ʿAli Gumʿa (arabisch: علي جمعة, DMG ʿAlī Ǧumʿa; ägyptisch-arabisch ʿAlī Gumʿa; Nachname oft auch als Gomaa, Goma'a, Dschum'a, Jum'a; * 1952 in Beni Suef) ist der ägyptische Großmufti und Nachfolger von Nasr Farid Wasil. In der sunnitischen Hierarchie steht nur der Scheich der al-Azhar über ihm.
Er gilt als einer der renommiertesten lebenden Gelehrten des traditionellen Islams und ist Anhänger der Schafiiten. Zugleich ist er Autor und Chatib der Sultan-Hasan-Moschee in Kairo.

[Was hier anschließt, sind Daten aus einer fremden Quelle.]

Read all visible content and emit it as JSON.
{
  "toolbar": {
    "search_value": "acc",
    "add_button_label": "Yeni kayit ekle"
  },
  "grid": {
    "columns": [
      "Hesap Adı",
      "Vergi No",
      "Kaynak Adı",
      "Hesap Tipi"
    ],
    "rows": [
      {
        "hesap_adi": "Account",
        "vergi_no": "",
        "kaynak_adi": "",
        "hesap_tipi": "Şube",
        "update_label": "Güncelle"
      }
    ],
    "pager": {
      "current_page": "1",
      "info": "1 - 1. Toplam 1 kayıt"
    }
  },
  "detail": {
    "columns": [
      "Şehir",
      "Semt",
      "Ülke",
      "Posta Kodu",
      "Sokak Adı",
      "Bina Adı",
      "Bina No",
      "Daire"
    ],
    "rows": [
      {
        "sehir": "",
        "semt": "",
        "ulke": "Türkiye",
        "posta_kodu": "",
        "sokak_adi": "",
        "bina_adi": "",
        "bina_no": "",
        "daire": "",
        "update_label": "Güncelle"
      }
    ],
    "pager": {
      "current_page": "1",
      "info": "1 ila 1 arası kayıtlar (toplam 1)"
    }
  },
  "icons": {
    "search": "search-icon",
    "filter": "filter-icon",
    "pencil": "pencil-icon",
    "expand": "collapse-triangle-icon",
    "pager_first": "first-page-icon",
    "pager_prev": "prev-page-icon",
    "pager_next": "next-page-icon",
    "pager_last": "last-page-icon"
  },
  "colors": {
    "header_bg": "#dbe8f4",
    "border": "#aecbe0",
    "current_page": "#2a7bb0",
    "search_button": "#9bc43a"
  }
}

'Ali Gum'a ist mit Aussagen und Fatwas zum islamischen Recht (Scharia) weltweit in den Medien präsent. Er hat die Tötung von Israelis, die seiner Ansicht nach Harbis sind, für erlaubt erklärt. Memri dokumentiert seine folgende Aussage:
Er lehnt Frauen als Imame ebenso ab wie als Staatsoberhaupter islamischer Staaten. Das Schlagen der Ehefrau sei in islamischen Ländern erlaubt, im Westen dagegen verboten. Die chirurgische Rekonstruktion des Jungfernhäutchens hält er für erlaubt.
Er ist einer der wenigen führenden Muslimen, der für die Abschaffung der Beschneidung weiblicher Genitalien ist, die nach Schätzungen in Ägypten an über 90 % der Mädchen vorgenommen wird. Er sagte, die Beschneidung sei eine „Aggression“ und verstoße gegen die „Würde und Ehre der Menschen“.

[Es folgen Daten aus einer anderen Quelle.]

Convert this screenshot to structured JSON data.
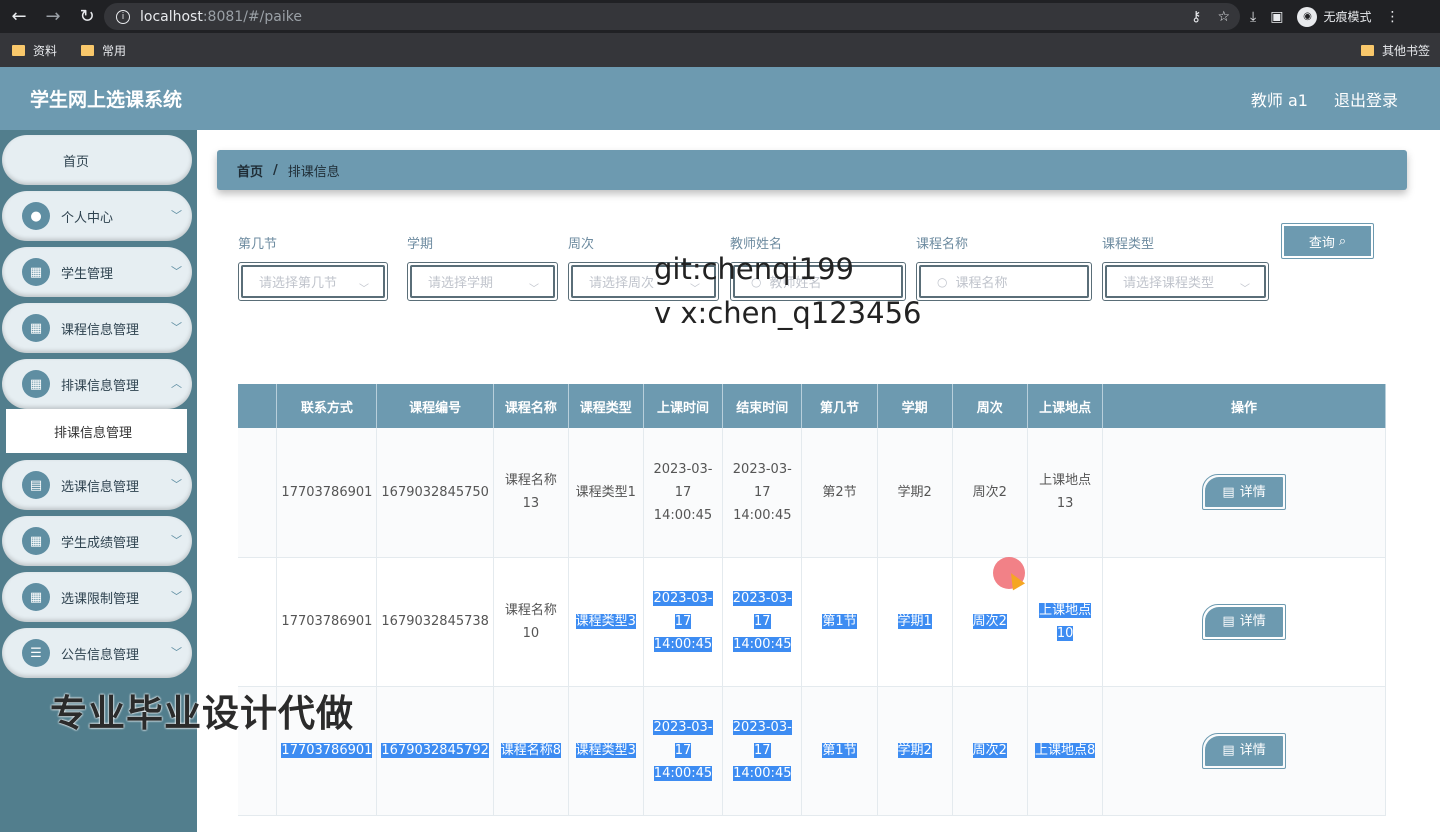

Weltweites Aufsehen erregte Gum'a mit einem Hadith ("normsetzende Überlieferung") zu Körperabsonderungen Mohammeds. Danach trank Mohammeds Dienerin Umm Ayman seinen Urin, um so seinen Segen zu erhalten. Mohammed habe darauf gesagt: „Dieser Bauch wird nicht durch die Feuer der Hölle geschleift werden, denn er enthält etwas von unserem Herren, dem Boten Allahs.“ „Dieser Segen“, so Gum'a, „kann mit dem ehrwürdigen Speichel, Schweiß, Blut oder Urin des Propheten getan werden.“ Wer von den Ausscheidungen des Propheten angewidert sei, der müsse seinen Glauben widerrufen.
Gum'a ist gegen Sexualkunde-Unterricht, der Jugendliche über die Gefahren von Aids aufklärt.